A major turning point for her occurred when she and her husband moved to rural Pennsylvania. Bothwell states that “Moving out to the country was the point where I started following my heart.” She now sees nature as the main source for her artistic ideas and influences. “There have been times, usually when I’m in nature, when I’ve felt completely in alignment with the best of who I am." She has tried to bring that sense of attunement to her pieces.

Increasingly drawing on animals and the natural world around her, she created figures in mixed media using clay, found objects, and old cloth. Although some of her pieces were described as "exceptionally crafted, exquisitely detailed figurative offerings", her work in the late 1990s was also characterized as nightmarish, or as having a disturbing quality.

Bothwell achieved a second breakthrough in 1999, when she attended a workshop on glassmaking at the Corning Museum. She saw the potential for combining glass with the materials she was already using, to bring lightness and delicacy to her work. In her work she challenges herself to portray the soul, inner awareness, and the connections between life and nature. Combining pit-fired clay with translucent layers of fired glass helps her to create a sense of mystery and things seen and unseen. Although still seen at times as "unsettling", these later works are also described as "beautiful", "ethereal" and "serene".

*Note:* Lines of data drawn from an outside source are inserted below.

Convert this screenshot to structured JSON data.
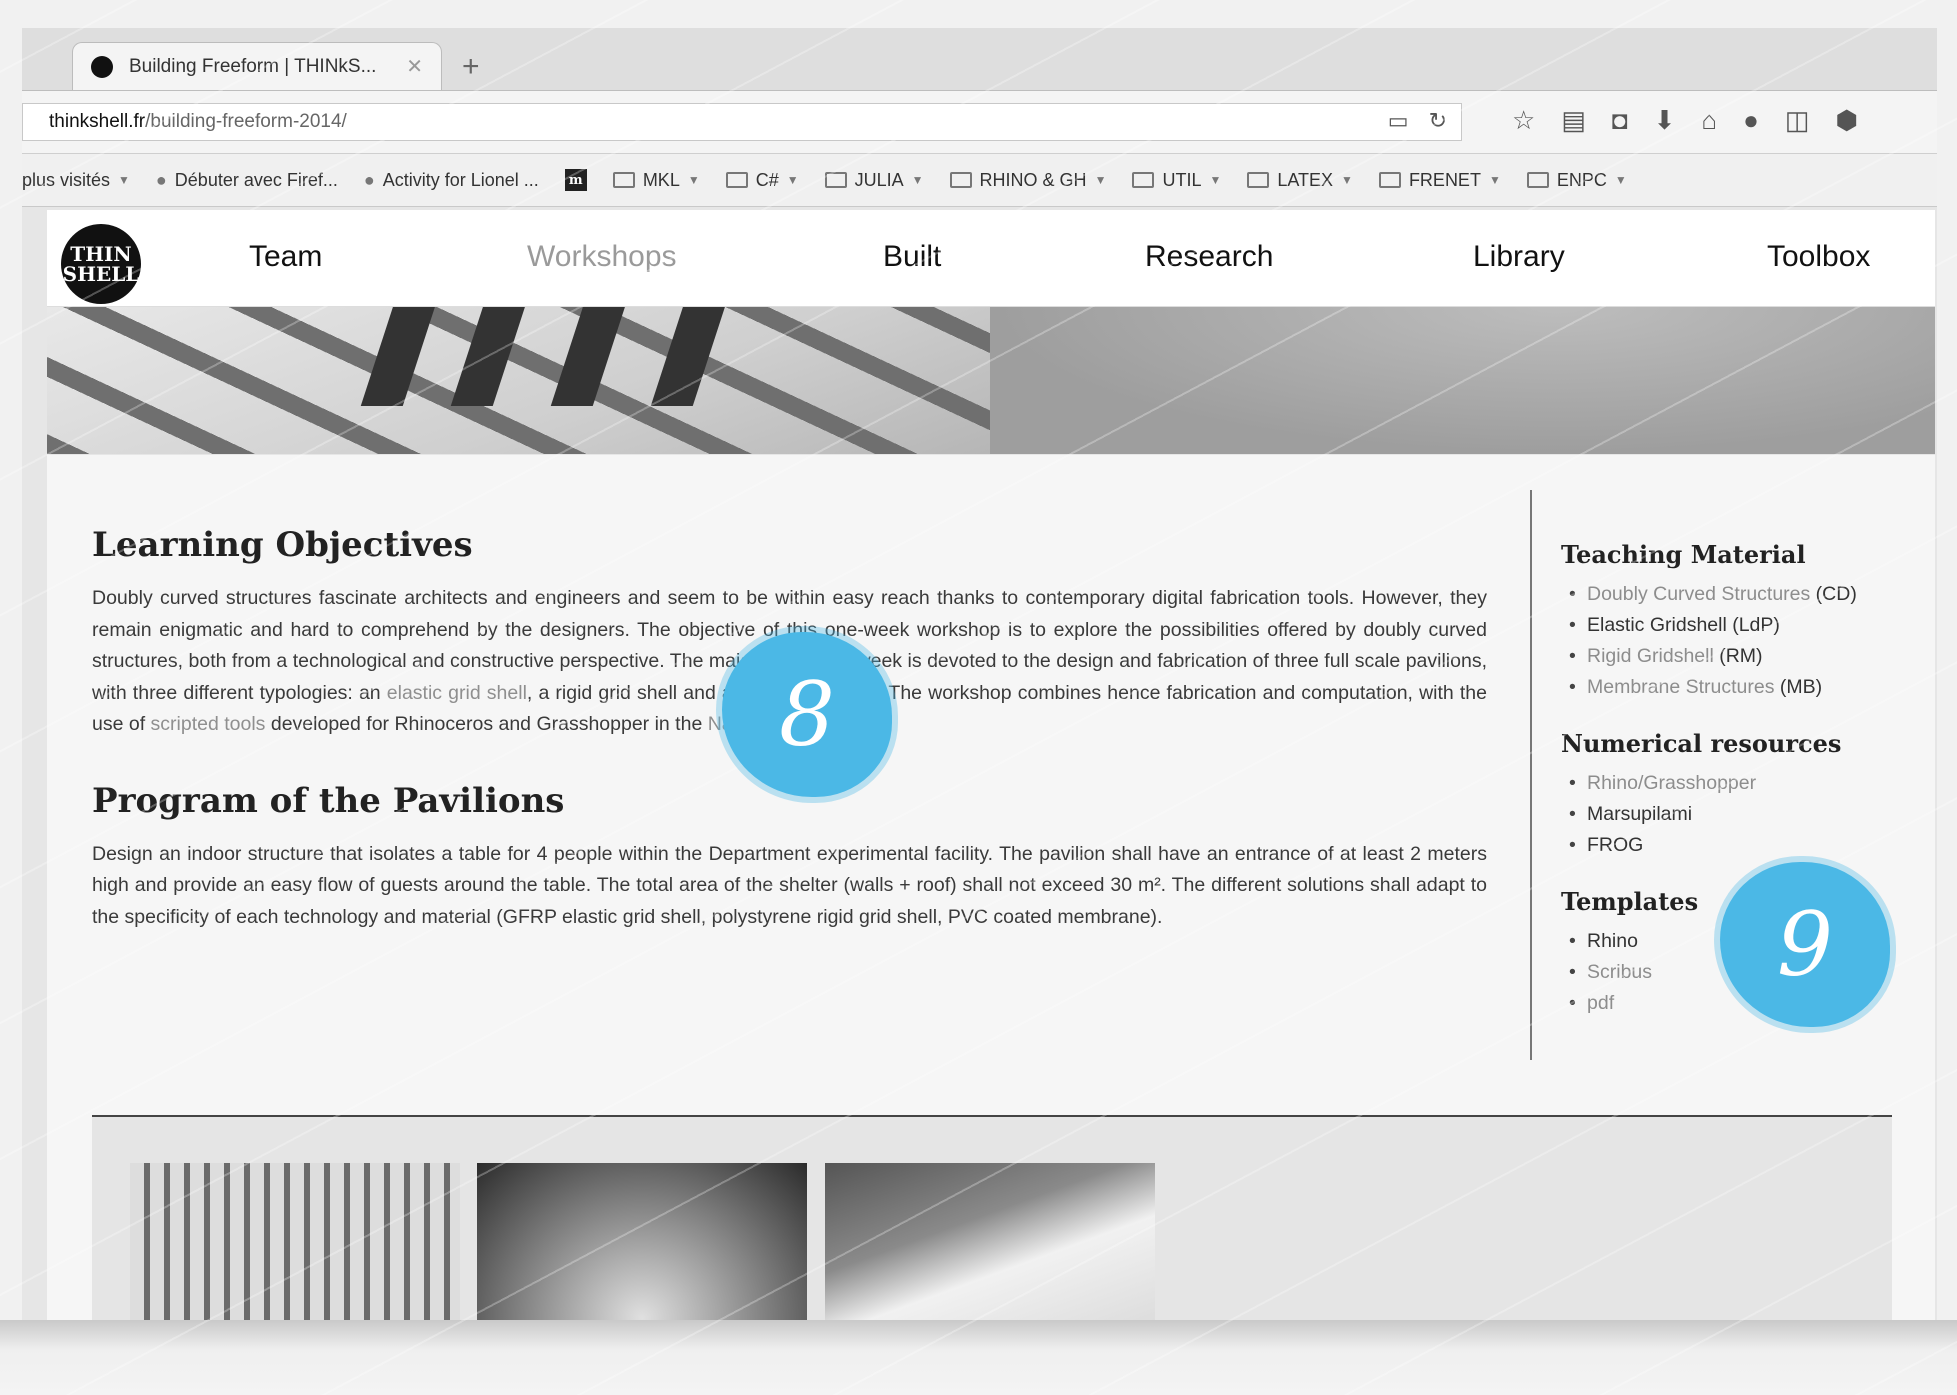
{
  "browser": {
    "tab_title": "Building Freeform | THINkS...",
    "tab_close": "✕",
    "new_tab": "+",
    "url_host": "thinkshell.fr",
    "url_path": "/building-freeform-2014/",
    "bookmarks": [
      {
        "label": "plus visités",
        "kind": "text",
        "caret": true
      },
      {
        "label": "Débuter avec Firef...",
        "kind": "icon"
      },
      {
        "label": "Activity for Lionel ...",
        "kind": "icon"
      },
      {
        "label": "m",
        "kind": "square"
      },
      {
        "label": "MKL",
        "kind": "folder",
        "caret": true
      },
      {
        "label": "C#",
        "kind": "folder",
        "caret": true
      },
      {
        "label": "JULIA",
        "kind": "folder",
        "caret": true
      },
      {
        "label": "RHINO & GH",
        "kind": "folder",
        "caret": true
      },
      {
        "label": "UTIL",
        "kind": "folder",
        "caret": true
      },
      {
        "label": "LATEX",
        "kind": "folder",
        "caret": true
      },
      {
        "label": "FRENET",
        "kind": "folder",
        "caret": true
      },
      {
        "label": "ENPC",
        "kind": "folder",
        "caret": true
      }
    ]
  },
  "site": {
    "logo_text": "THIN SHELL",
    "nav": [
      {
        "label": "Team",
        "active": false
      },
      {
        "label": "Workshops",
        "active": true
      },
      {
        "label": "Built",
        "active": false
      },
      {
        "label": "Research",
        "active": false
      },
      {
        "label": "Library",
        "active": false
      },
      {
        "label": "Toolbox",
        "active": false
      }
    ]
  },
  "main": {
    "h1": "Learning Objectives",
    "p1_a": "Doubly curved structures fascinate architects and engineers and seem to be within easy reach thanks to contemporary digital fabrication tools. However, they remain enigmatic and hard to comprehend by the designers. The objective of this one-week workshop is to explore the possibilities offered by doubly curved structures, both from a technological and constructive perspective. The major part of the week is devoted to the design and fabrication of three full scale pavilions, with three different typologies: an ",
    "p1_link1": "elastic grid shell",
    "p1_b": ", a rigid grid shell and a tensile structure. The workshop combines hence fabrication and computation, with the use of ",
    "p1_link2": "scripted tools",
    "p1_c": " developed for Rhinoceros and Grasshopper in the ",
    "p1_link3": "Navier Lab",
    "p1_d": ".",
    "h2": "Program of the Pavilions",
    "p2": "Design an indoor structure that isolates a table for 4 people within the Department experimental facility. The pavilion shall have an entrance of at least 2 meters high and provide an easy flow of guests around the table. The total area of the shelter (walls + roof) shall not exceed 30 m². The different solutions shall adapt to the specificity of each technology and material (GFRP elastic grid shell, polystyrene rigid grid shell, PVC coated membrane)."
  },
  "sidebar": {
    "teaching": {
      "title": "Teaching Material",
      "items": [
        {
          "link": "Doubly Curved Structures",
          "suffix": " (CD)"
        },
        {
          "link": "",
          "suffix": "Elastic Gridshell (LdP)"
        },
        {
          "link": "Rigid Gridshell",
          "suffix": " (RM)"
        },
        {
          "link": "Membrane Structures",
          "suffix": " (MB)"
        }
      ]
    },
    "numerical": {
      "title": "Numerical resources",
      "items": [
        {
          "link": "Rhino/Grasshopper",
          "suffix": ""
        },
        {
          "link": "",
          "suffix": "Marsupilami"
        },
        {
          "link": "",
          "suffix": "FROG"
        }
      ]
    },
    "templates": {
      "title": "Templates",
      "items": [
        {
          "link": "",
          "suffix": "Rhino"
        },
        {
          "link": "Scribus",
          "suffix": ""
        },
        {
          "link": "pdf",
          "suffix": ""
        }
      ]
    }
  },
  "badges": {
    "first": "8",
    "second": "9"
  },
  "colors": {
    "badge": "#4bb8e6"
  }
}
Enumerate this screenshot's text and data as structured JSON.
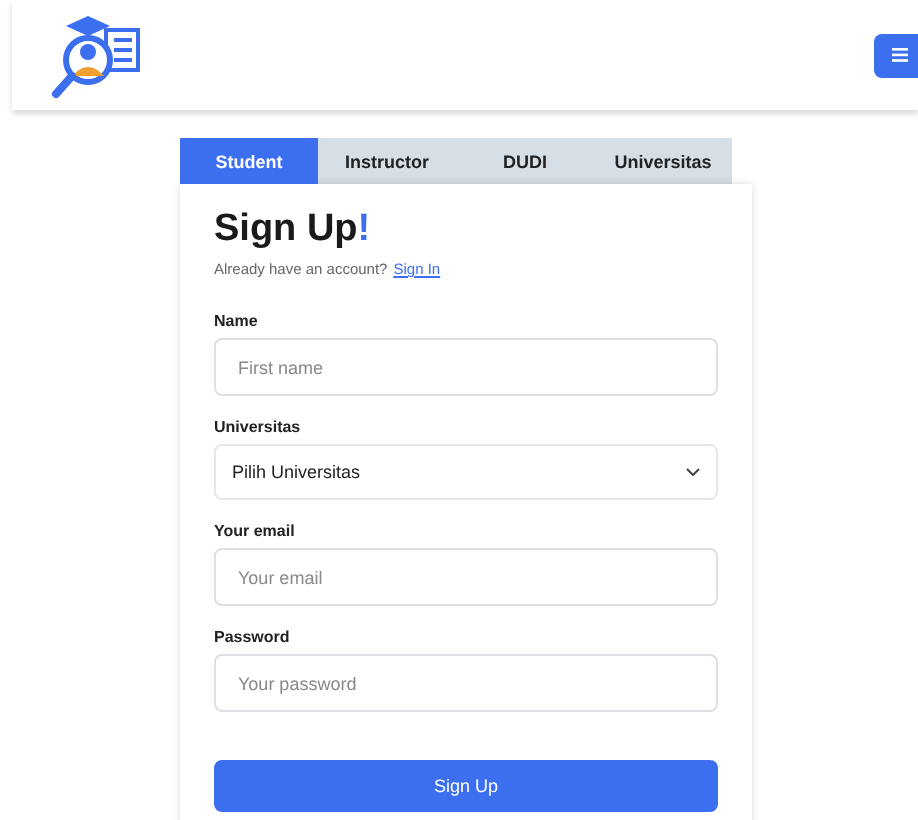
{
  "tabs": [
    {
      "label": "Student",
      "selected": true
    },
    {
      "label": "Instructor",
      "selected": false
    },
    {
      "label": "DUDI",
      "selected": false
    },
    {
      "label": "Universitas",
      "selected": false
    }
  ],
  "form": {
    "title": "Sign Up",
    "title_accent": "!",
    "subtitle": "Already have an account?",
    "signin_link": "Sign In",
    "fields": [
      {
        "kind": "input",
        "label": "Name",
        "placeholder": "First name"
      },
      {
        "kind": "select",
        "label": "Universitas",
        "value": "Pilih Universitas"
      },
      {
        "kind": "input",
        "label": "Your email",
        "placeholder": "Your email"
      },
      {
        "kind": "input",
        "label": "Password",
        "placeholder": "Your password"
      }
    ],
    "submit": "Sign Up"
  }
}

In a 2017 review, curator and art critic William Warmus describes Bothwell's work as both metaphorical and narrative. He emphasizes the skill required to master and combine three media: painting, ceramics, and glass. He sees the transitions that occur when she combines those media in her works as a way of encompassing time: "When her figures fuse together or break apart, it is generally a sign that time is flowing, on the move, toward the future from the past." Warmus describes Bothwell's pieces as "tender" and "gentle", suggesting that "Perhaps they are uncomfortable in the present, preferring the transitional territory defined by the processes of birth and death?"

== Awards ==

Bothwell has won numerous scholarships and grants including a Pollock-Krasner Foundation Grant and a Virginia A. Groot Foundation award for excellence in sculpture.

== Setbacks ==

On August 8, 2018 a massive fire destroyed Bothwell's art studio, a converted barn in Pennsylvania. Four days later a flood raged through the area, causing further destruction. A significant number of her works along with equipment, materials and personal objects, were destroyed in addition to the studio itself. Losses also included several thousand copies of Robert Bender's children's books, stored in the barn. Since the structure was insured only as a residence, and not as a commercial property, Christina and her husband did not receive compensation for the value of the studio and its contents.

Bothwell has encouraged other artists to learn from her experience, and urges people not to cut corners by declaring their studios or home offices as residential, since they will not be adequately covered in the event of a disaster. She has chosen to view the disaster as a new start, and an opportunity to revitalize and expand her work.